China Resources Boya Bio-pharmaceutical, a key player in blood products and medical aesthetics, has alerted investors to a dramatic profit drop for 2025, forecasting net profit attributable to shareholders at RMB105 million to RMB136.5 million—down over 65% from RMB397 million in 2024. Excluding non-recurring gains, the company anticipates an underlying net loss of RMB7.5 million to RMB15 million, highlighting intensifying pressures in China's biotech sector.
Impairments Drive the Downturn
The profit slump stems largely from a slump in the hyaluronic acid medical aesthetics market, a staple for dermal fillers and anti-aging treatments. Management cited roughly RMB300 million in impairments on franchise rights and goodwill linked to the November 2024 acquisition of Green Cross HK Holdings. Additional hits include RMB80 million from inventory revaluation and elevated depreciation and amortization from the deal.

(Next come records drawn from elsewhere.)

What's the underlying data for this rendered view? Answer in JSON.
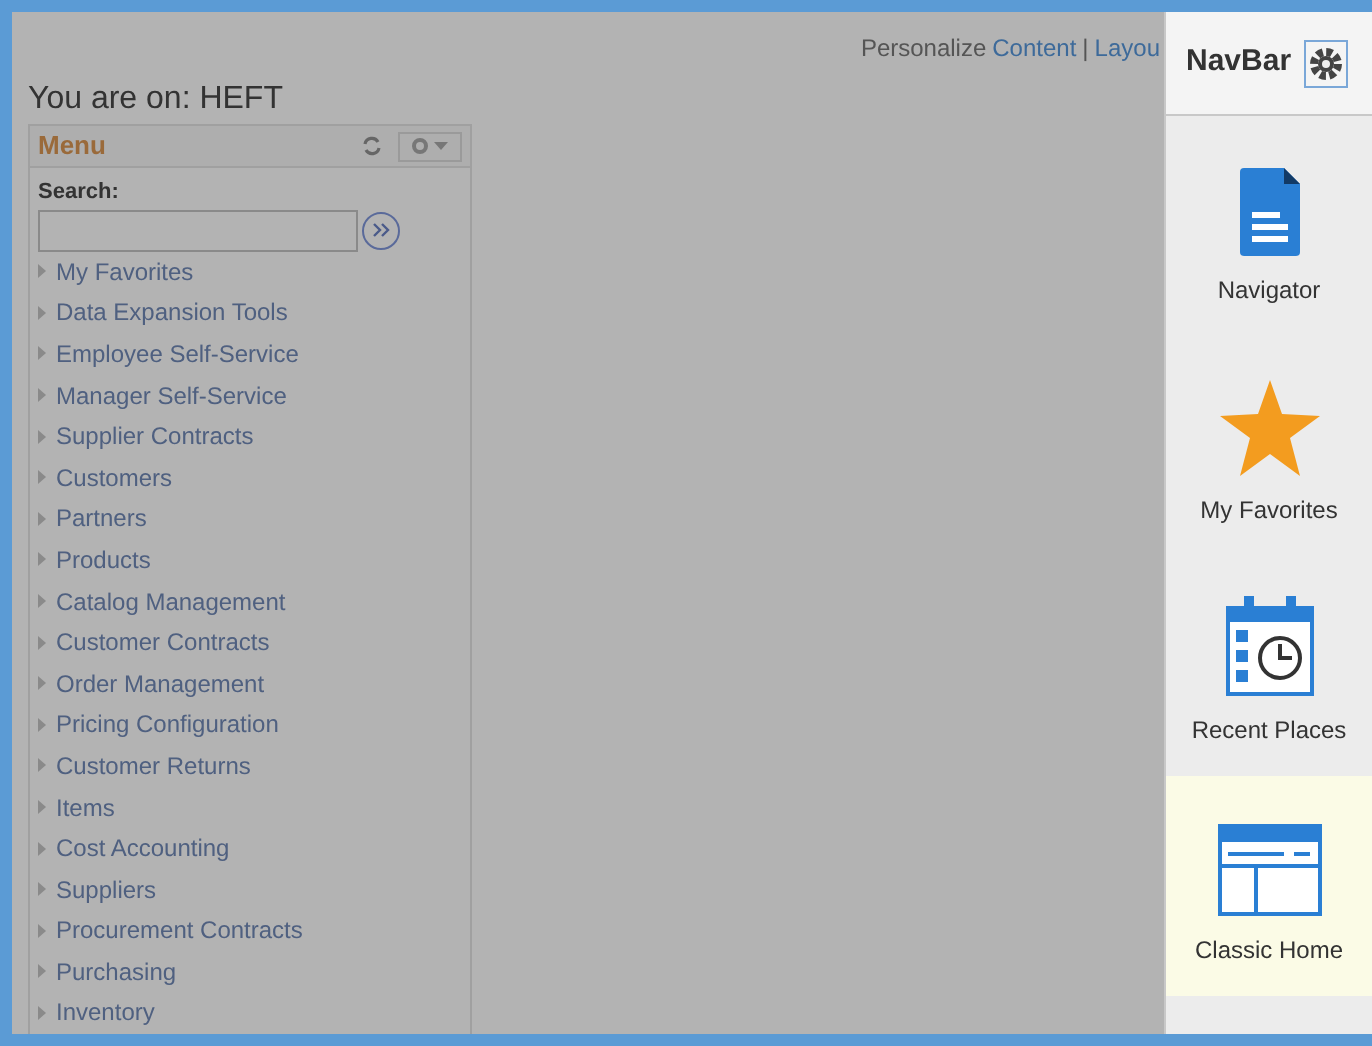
{
  "header": {
    "links": [
      {
        "text": "Personalize",
        "kind": "plain"
      },
      {
        "text": "Content",
        "kind": "link"
      },
      {
        "text": "|",
        "kind": "plain"
      },
      {
        "text": "Layou",
        "kind": "link"
      }
    ],
    "location": "You are on: HEFT"
  },
  "menu": {
    "title": "Menu",
    "search_label": "Search:",
    "items": [
      {
        "label": "My Favorites"
      },
      {
        "label": "Data Expansion Tools"
      },
      {
        "label": "Employee Self-Service"
      },
      {
        "label": "Manager Self-Service"
      },
      {
        "label": "Supplier Contracts"
      },
      {
        "label": "Customers"
      },
      {
        "label": "Partners"
      },
      {
        "label": "Products"
      },
      {
        "label": "Catalog Management"
      },
      {
        "label": "Customer Contracts"
      },
      {
        "label": "Order Management"
      },
      {
        "label": "Pricing Configuration"
      },
      {
        "label": "Customer Returns"
      },
      {
        "label": "Items"
      },
      {
        "label": "Cost Accounting"
      },
      {
        "label": "Suppliers"
      },
      {
        "label": "Procurement Contracts"
      },
      {
        "label": "Purchasing"
      },
      {
        "label": "Inventory"
      }
    ]
  },
  "navbar": {
    "title": "NavBar",
    "items": [
      {
        "label": "Navigator",
        "kind": "document",
        "selected": false
      },
      {
        "label": "My Favorites",
        "kind": "star",
        "selected": false
      },
      {
        "label": "Recent Places",
        "kind": "calendar",
        "selected": false
      },
      {
        "label": "Classic Home",
        "kind": "window",
        "selected": true
      }
    ]
  }
}
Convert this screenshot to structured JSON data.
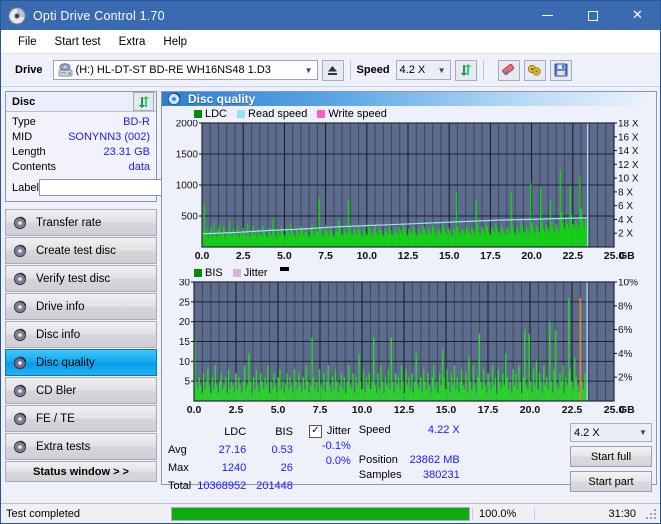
{
  "window": {
    "title": "Opti Drive Control 1.70",
    "icon": "disc-icon",
    "minimize": "—",
    "maximize": "□",
    "close": "✕"
  },
  "menu": {
    "items": [
      "File",
      "Start test",
      "Extra",
      "Help"
    ]
  },
  "toolbar": {
    "drive_label": "Drive",
    "drive_value": "(H:)  HL-DT-ST BD-RE  WH16NS48 1.D3",
    "eject_icon": "eject-icon",
    "speed_label": "Speed",
    "speed_value": "4.2 X",
    "refresh_icon": "refresh-icon",
    "erase_icon": "eraser-icon",
    "tools_icon": "tools-icon",
    "save_icon": "floppy-save-icon"
  },
  "disc": {
    "header": "Disc",
    "refresh_icon": "refresh-icon",
    "rows": [
      {
        "key": "Type",
        "value": "BD-R"
      },
      {
        "key": "MID",
        "value": "SONYNN3 (002)"
      },
      {
        "key": "Length",
        "value": "23.31 GB"
      },
      {
        "key": "Contents",
        "value": "data"
      }
    ],
    "label_key": "Label",
    "label_value": "",
    "label_placeholder": "",
    "disc_icon": "cd-disc-icon"
  },
  "nav": {
    "items": [
      {
        "label": "Transfer rate",
        "icon": "disc-icon",
        "selected": false
      },
      {
        "label": "Create test disc",
        "icon": "disc-icon",
        "selected": false
      },
      {
        "label": "Verify test disc",
        "icon": "disc-icon",
        "selected": false
      },
      {
        "label": "Drive info",
        "icon": "disc-icon",
        "selected": false
      },
      {
        "label": "Disc info",
        "icon": "disc-icon",
        "selected": false
      },
      {
        "label": "Disc quality",
        "icon": "disc-icon",
        "selected": true
      },
      {
        "label": "CD Bler",
        "icon": "disc-icon",
        "selected": false
      },
      {
        "label": "FE / TE",
        "icon": "disc-icon",
        "selected": false
      },
      {
        "label": "Extra tests",
        "icon": "disc-icon",
        "selected": false
      }
    ],
    "status_window": "Status window > >"
  },
  "panel": {
    "title": "Disc quality",
    "icon": "disc-quality-icon"
  },
  "stats": {
    "col_headers": [
      "LDC",
      "BIS"
    ],
    "row_labels": [
      "Avg",
      "Max",
      "Total"
    ],
    "ldc": [
      "27.16",
      "1240",
      "10368952"
    ],
    "bis": [
      "0.53",
      "26",
      "201448"
    ],
    "jitter_label": "Jitter",
    "jitter_checked": true,
    "jitter_values": [
      "-0.1%",
      "0.0%"
    ],
    "speed_label": "Speed",
    "speed_value": "4.22 X",
    "position_label": "Position",
    "position_value": "23862 MB",
    "samples_label": "Samples",
    "samples_value": "380231",
    "speed_select": "4.2 X",
    "start_full": "Start full",
    "start_part": "Start part"
  },
  "statusbar": {
    "text": "Test completed",
    "progress_pct": "100.0%",
    "progress_value": 100,
    "elapsed": "31:30"
  },
  "colors": {
    "accent": "#3a6ab0",
    "chart_bg": "#5d6c8c",
    "grid": "#232c3d",
    "ldc_green": "#14d214",
    "bis_green": "#2ad42a",
    "jitter_pink": "#d8b0d8",
    "read_speed": "#9fdcf8",
    "write_speed": "#ff5ad0",
    "value_blue": "#1a1aff",
    "progress_green": "#11aa11"
  },
  "chart_data": [
    {
      "type": "area",
      "name": "ldc-chart",
      "title": "",
      "xlabel": "GB",
      "ylabel": "",
      "legend": [
        {
          "label": "LDC",
          "color": "#0a8a0a"
        },
        {
          "label": "Read speed",
          "color": "#9fdcf8"
        },
        {
          "label": "Write speed",
          "color": "#ff5ad0"
        }
      ],
      "legend_position": "top-left",
      "grid": true,
      "xlim": [
        0,
        25.0
      ],
      "xticks": [
        "0.0",
        "2.5",
        "5.0",
        "7.5",
        "10.0",
        "12.5",
        "15.0",
        "17.5",
        "20.0",
        "22.5",
        "25.0"
      ],
      "ylim": [
        0,
        2000
      ],
      "yticks": [
        "2000",
        "1500",
        "1000",
        "500"
      ],
      "y2lim": [
        0,
        18
      ],
      "y2ticks": [
        "18 X",
        "16 X",
        "14 X",
        "12 X",
        "10 X",
        "8 X",
        "6 X",
        "4 X",
        "2 X"
      ],
      "data_end_x": 23.4,
      "series": [
        {
          "name": "LDC",
          "color": "#14d214",
          "values": [
            260,
            690,
            180,
            300,
            140,
            250,
            330,
            170,
            390,
            210,
            150,
            290,
            360,
            180,
            220,
            330,
            150,
            260,
            190,
            420,
            240,
            160,
            300,
            210,
            180,
            350,
            160,
            230,
            190,
            310,
            250,
            170,
            380,
            200,
            150,
            270,
            340,
            190,
            240,
            160,
            300,
            220,
            180,
            350,
            270,
            200,
            160,
            300,
            240,
            190,
            430,
            250,
            170,
            280,
            230,
            190,
            330,
            260,
            200,
            170,
            310,
            240,
            190,
            380,
            290,
            210,
            160,
            300,
            250,
            200,
            330,
            270,
            190,
            240,
            310,
            200,
            170,
            290,
            360,
            220,
            180,
            300,
            250,
            790,
            310,
            200,
            170,
            280,
            350,
            230,
            190,
            320,
            260,
            200,
            170,
            300,
            250,
            430,
            330,
            210,
            180,
            290,
            250,
            200,
            760,
            350,
            220,
            190,
            300,
            260,
            210,
            340,
            280,
            200,
            170,
            310,
            250,
            200,
            380,
            300,
            220,
            180,
            290,
            360,
            230,
            190,
            320,
            270,
            210,
            180,
            300,
            250,
            200,
            340,
            280,
            210,
            180,
            300,
            250,
            200,
            330,
            270,
            210,
            390,
            310,
            230,
            190,
            300,
            260,
            210,
            340,
            280,
            220,
            180,
            310,
            260,
            210,
            350,
            300,
            230,
            190,
            320,
            270,
            220,
            360,
            300,
            230,
            190,
            310,
            270,
            220,
            380,
            320,
            240,
            200,
            330,
            280,
            220,
            180,
            300,
            260,
            880,
            340,
            240,
            200,
            310,
            270,
            220,
            350,
            300,
            230,
            190,
            320,
            280,
            220,
            760,
            360,
            250,
            200,
            330,
            280,
            220,
            400,
            340,
            240,
            200,
            320,
            280,
            230,
            380,
            310,
            240,
            200,
            340,
            290,
            230,
            190,
            320,
            270,
            220,
            880,
            350,
            250,
            200,
            330,
            290,
            230,
            420,
            350,
            250,
            210,
            330,
            290,
            230,
            1030,
            400,
            280,
            220,
            350,
            300,
            240,
            960,
            420,
            290,
            230,
            360,
            310,
            250,
            760,
            400,
            300,
            240,
            370,
            320,
            260,
            1240,
            560,
            390,
            300,
            450,
            380,
            310,
            980,
            520,
            370,
            300,
            420,
            360,
            290,
            1150,
            620,
            420,
            320,
            470,
            400
          ]
        },
        {
          "name": "Read speed",
          "color": "#9fdcf8",
          "unit": "X",
          "points": [
            [
              0.0,
              1.9
            ],
            [
              2.0,
              2.1
            ],
            [
              4.0,
              2.4
            ],
            [
              6.0,
              2.6
            ],
            [
              8.0,
              2.9
            ],
            [
              10.0,
              3.1
            ],
            [
              12.0,
              3.3
            ],
            [
              14.0,
              3.5
            ],
            [
              16.0,
              3.7
            ],
            [
              18.0,
              3.9
            ],
            [
              20.0,
              4.0
            ],
            [
              22.0,
              4.15
            ],
            [
              23.4,
              4.22
            ]
          ]
        }
      ]
    },
    {
      "type": "area",
      "name": "bis-chart",
      "title": "",
      "xlabel": "GB",
      "ylabel": "",
      "legend": [
        {
          "label": "BIS",
          "color": "#0a8a0a"
        },
        {
          "label": "Jitter",
          "color": "#d8b0d8"
        }
      ],
      "legend_position": "top-left",
      "grid": true,
      "xlim": [
        0,
        25.0
      ],
      "xticks": [
        "0.0",
        "2.5",
        "5.0",
        "7.5",
        "10.0",
        "12.5",
        "15.0",
        "17.5",
        "20.0",
        "22.5",
        "25.0"
      ],
      "ylim": [
        0,
        30
      ],
      "yticks": [
        "30",
        "25",
        "20",
        "15",
        "10",
        "5"
      ],
      "y2lim": [
        0,
        10
      ],
      "y2ticks": [
        "10%",
        "8%",
        "6%",
        "4%",
        "2%"
      ],
      "data_end_x": 23.4,
      "series": [
        {
          "name": "BIS",
          "color": "#2ad42a",
          "values": [
            15,
            5,
            3,
            6,
            4,
            2,
            7,
            3,
            5,
            8,
            4,
            2,
            6,
            3,
            9,
            4,
            2,
            5,
            7,
            3,
            4,
            6,
            2,
            8,
            3,
            5,
            4,
            2,
            7,
            3,
            6,
            4,
            2,
            5,
            9,
            3,
            4,
            12,
            5,
            2,
            6,
            3,
            8,
            4,
            2,
            7,
            5,
            3,
            6,
            4,
            9,
            2,
            5,
            3,
            7,
            4,
            2,
            6,
            8,
            3,
            5,
            2,
            4,
            7,
            3,
            6,
            4,
            2,
            8,
            5,
            3,
            7,
            4,
            2,
            6,
            3,
            9,
            5,
            2,
            4,
            16,
            6,
            3,
            5,
            2,
            8,
            4,
            3,
            7,
            2,
            5,
            9,
            4,
            2,
            6,
            3,
            8,
            5,
            2,
            4,
            7,
            3,
            6,
            2,
            5,
            9,
            4,
            3,
            7,
            2,
            6,
            4,
            12,
            5,
            3,
            8,
            2,
            6,
            4,
            7,
            3,
            5,
            16,
            4,
            2,
            7,
            3,
            9,
            5,
            2,
            6,
            4,
            8,
            3,
            16,
            5,
            2,
            7,
            4,
            6,
            3,
            9,
            5,
            2,
            8,
            4,
            6,
            3,
            7,
            2,
            5,
            12,
            4,
            3,
            6,
            2,
            8,
            5,
            3,
            7,
            4,
            2,
            6,
            9,
            3,
            5,
            2,
            7,
            4,
            13,
            6,
            3,
            8,
            5,
            2,
            7,
            4,
            9,
            3,
            6,
            2,
            5,
            8,
            4,
            3,
            7,
            2,
            11,
            5,
            3,
            9,
            4,
            2,
            6,
            17,
            5,
            3,
            8,
            4,
            2,
            7,
            5,
            3,
            9,
            4,
            6,
            2,
            8,
            5,
            3,
            7,
            4,
            12,
            6,
            3,
            5,
            2,
            8,
            4,
            7,
            3,
            9,
            5,
            2,
            6,
            18,
            4,
            3,
            17,
            5,
            2,
            8,
            4,
            10,
            3,
            7,
            5,
            2,
            9,
            4,
            6,
            3,
            20,
            5,
            2,
            8,
            18,
            4,
            3,
            7,
            5,
            9,
            2,
            6,
            4,
            26,
            8,
            5,
            3,
            11,
            6,
            4,
            2,
            9,
            5,
            3,
            7,
            4
          ]
        },
        {
          "name": "Jitter",
          "color": "#d8b0d8",
          "unit": "%",
          "note": "flat near 0 across the scan; orange spike near 22.9 GB"
        }
      ]
    }
  ]
}
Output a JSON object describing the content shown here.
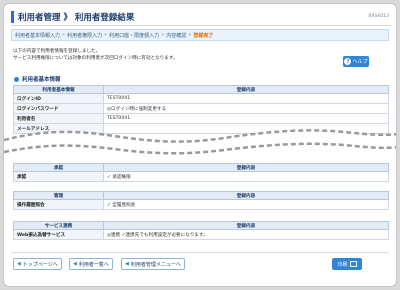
{
  "header": {
    "title": "利用者管理 》 利用者登録結果",
    "screen_id": "BRSK013"
  },
  "steps": [
    {
      "label": "利用者基本情報入力",
      "active": false
    },
    {
      "label": "利用者権限入力",
      "active": false
    },
    {
      "label": "利用口座・限度額入力",
      "active": false
    },
    {
      "label": "内容確認",
      "active": false
    },
    {
      "label": "登録完了",
      "active": true
    }
  ],
  "step_separator": "»",
  "intro": {
    "line1": "以下の内容で利用者情報を登録しました。",
    "line2": "サービス利用権限については対象の利用者が次回ログイン時に有効となります。"
  },
  "help": {
    "label": "ヘルプ",
    "icon": "help-icon"
  },
  "basic_info": {
    "heading": "利用者基本情報",
    "col_item": "利用者基本情報",
    "col_value": "登録内容",
    "rows": [
      {
        "label": "ログインID",
        "value": "TEST0041"
      },
      {
        "label": "ログインパスワード",
        "value": "◎ログイン時に強制変更する"
      },
      {
        "label": "利用者名",
        "value": "TEST0041"
      },
      {
        "label": "メールアドレス",
        "value": ""
      }
    ]
  },
  "table2": {
    "col_item": "承認",
    "col_value": "登録内容",
    "rows": [
      {
        "label": "承認",
        "value": "✓ 承認権限"
      }
    ]
  },
  "table3": {
    "col_item": "管理",
    "col_value": "登録内容",
    "rows": [
      {
        "label": "操作履歴照会",
        "value": "✓ 全履歴照会"
      }
    ]
  },
  "table4": {
    "col_item": "サービス連携",
    "col_value": "登録内容",
    "rows": [
      {
        "label": "Web振込為替サービス",
        "value": "◎連携 ✓連携先でも利用設定が必要になります。"
      }
    ]
  },
  "footer": {
    "top_button": "トップページへ",
    "list_button": "利用者一覧へ",
    "menu_button": "利用者管理メニューへ",
    "print_button": "印刷"
  },
  "colors": {
    "accent": "#2f86d6",
    "active_step": "#e66a00",
    "heading": "#1d3c6e"
  }
}
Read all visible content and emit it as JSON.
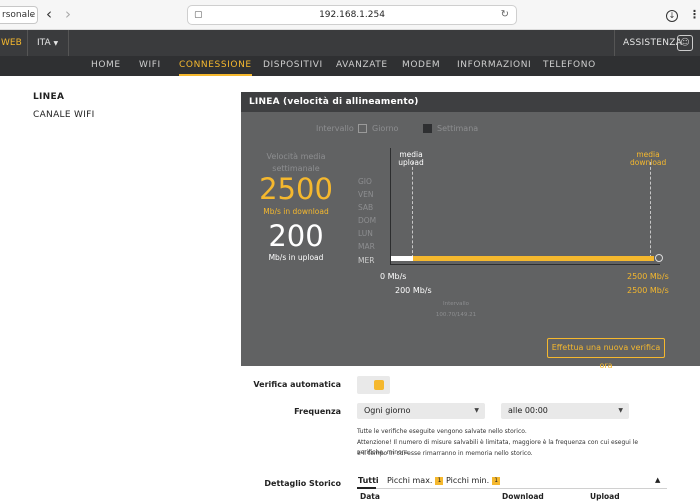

- Net profit forecast: RMB105-136.5 million (vs. RMB397 million prior year)
- Underlying loss: RMB7.5-15 million (excluding one-offs)
- Non-recurring gains: ~RMB120 million from subsidies and investments
Revenue Growth Amid Margin Erosion
Despite challenges, operating revenue is projected to climb 10% to 25%, fueled by the Green Cross integration, which bolsters the company's hyaluronic acid portfolio. However, the blood products segment—CR Boya's traditional stronghold—faces headwinds from China's centralized procurement policies, payment reforms, stricter medical insurance controls, and fierce competition. These reforms, aimed at curbing healthcare costs, have squeezed gross margins across the industry, forcing biopharma firms to rethink pricing and efficiency.
Broader Implications for Biotech in China
This warning underscores vulnerabilities in China's medical aesthetics boom, once propelled by rising consumer demand for non-invasive beauty enhancements but now cooling amid regulatory scrutiny and economic slowdowns. Hyaluronic acid demand has softened as clinics grapple with oversupply and shifting preferences toward conservative treatments. For CR Boya and parent China Resources Pharmaceutical, it signals a pivot needed toward cost controls and diversified revenue, amid a healthcare landscape prioritizing affordability over premium pricing. Investors should watch for strategic divestments or R&D shifts to navigate these operational headwinds.